Elderly people have been warned that taking “excessive” medication for thyroid problems can raise their risks of suffering fractures.
Researchers writing in the British Medical Journal said that taking too much of the synthetic version of the hormone thyroxine can raise the risk of fractures. Doses of the hormone – given to people whose thyroid glands produce too little naturally – may need to be reduced as people get older, according to the study.
One in five older people are thought to be receiving treatment for under-active thyroid glands, a condition known as hypothyroidism. Patients require regular checks in order to ensure they are on the correct dose, but many received unchanged treatment well into later life.
This can lead to an over-active thyroid, the opposite problem, developing, as a result of too much thyroxine treatment. The risk of fractures is particularly noted in older women, according to the Women’s College Research Institute in Toronto.

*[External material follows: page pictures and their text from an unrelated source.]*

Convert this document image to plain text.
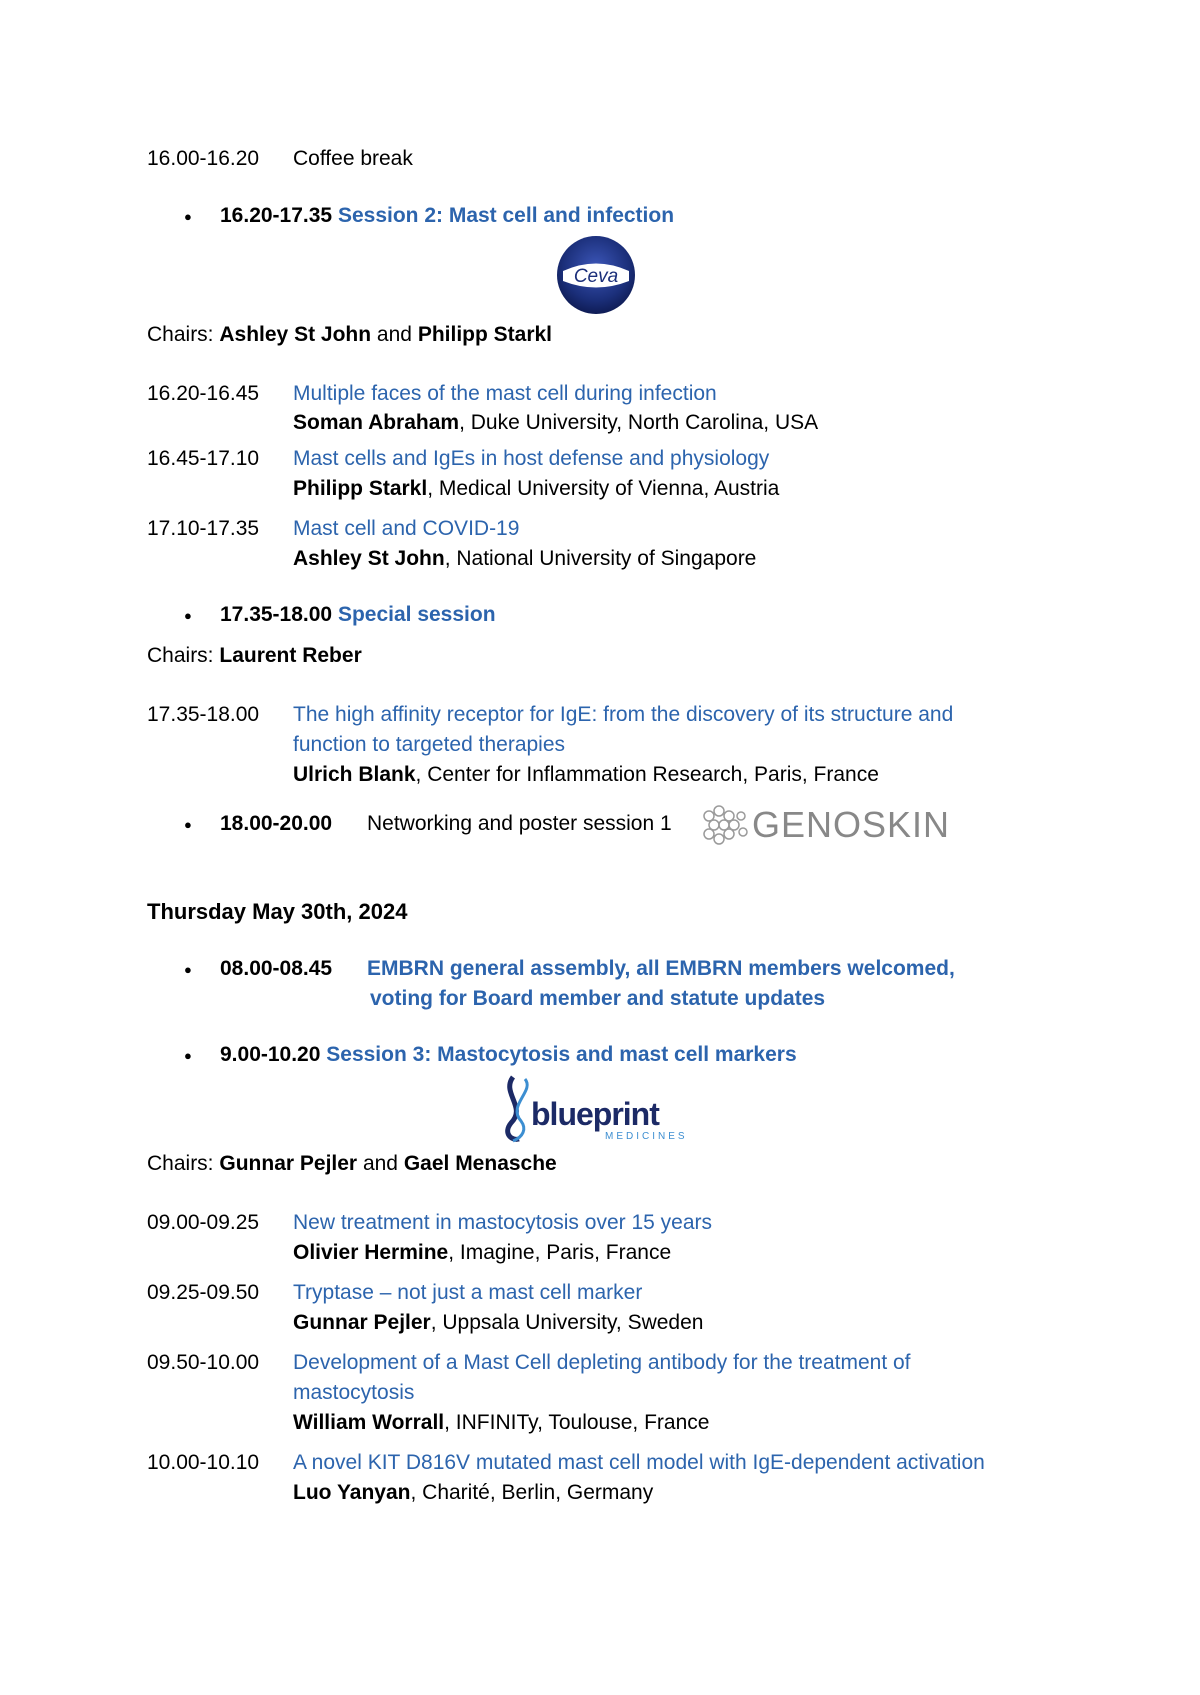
16.00-16.20 Coffee break
● 16.20-17.35 Session 2: Mast cell and infection
Ceva
Chairs: Ashley St John and Philipp Starkl
16.20-16.45 Multiple faces of the mast cell during infection
Soman Abraham, Duke University, North Carolina, USA
16.45-17.10 Mast cells and IgEs in host defense and physiology
Philipp Starkl, Medical University of Vienna, Austria
17.10-17.35 Mast cell and COVID-19
Ashley St John, National University of Singapore
● 17.35-18.00 Special session
Chairs: Laurent Reber
17.35-18.00 The high affinity receptor for IgE: from the discovery of its structure and
function to targeted therapies
Ulrich Blank, Center for Inflammation Research, Paris, France
● 18.00-20.00 Networking and poster session 1 GENOSKIN
Thursday May 30th, 2024
● 08.00-08.45 EMBRN general assembly, all EMBRN members welcomed,
voting for Board member and statute updates
● 9.00-10.20 Session 3: Mastocytosis and mast cell markers
blueprint
MEDICINES
Chairs: Gunnar Pejler and Gael Menasche
09.00-09.25 New treatment in mastocytosis over 15 years
Olivier Hermine, Imagine, Paris, France
09.25-09.50 Tryptase – not just a mast cell marker
Gunnar Pejler, Uppsala University, Sweden
09.50-10.00 Development of a Mast Cell depleting antibody for the treatment of
mastocytosis
William Worrall, INFINITy, Toulouse, France
10.00-10.10 A novel KIT D816V mutated mast cell model with IgE-dependent activation
Luo Yanyan, Charité, Berlin, Germany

The study, which examined 213,500 people aged over 70 who have had one prescription for levothyroxine at least between 2002 and 2007. At least one fracture was suffered by just over 10% of those studied, a total of 22,236. People who were on thyroxine treatment, or who had recently stopped taking it, were shown to be at a much higher risk of suffering fractures.
Lead researcher Dr Lorraine Lipscombe said it suggested that levels of the medication required closer monitoring among the “vulnerable” group.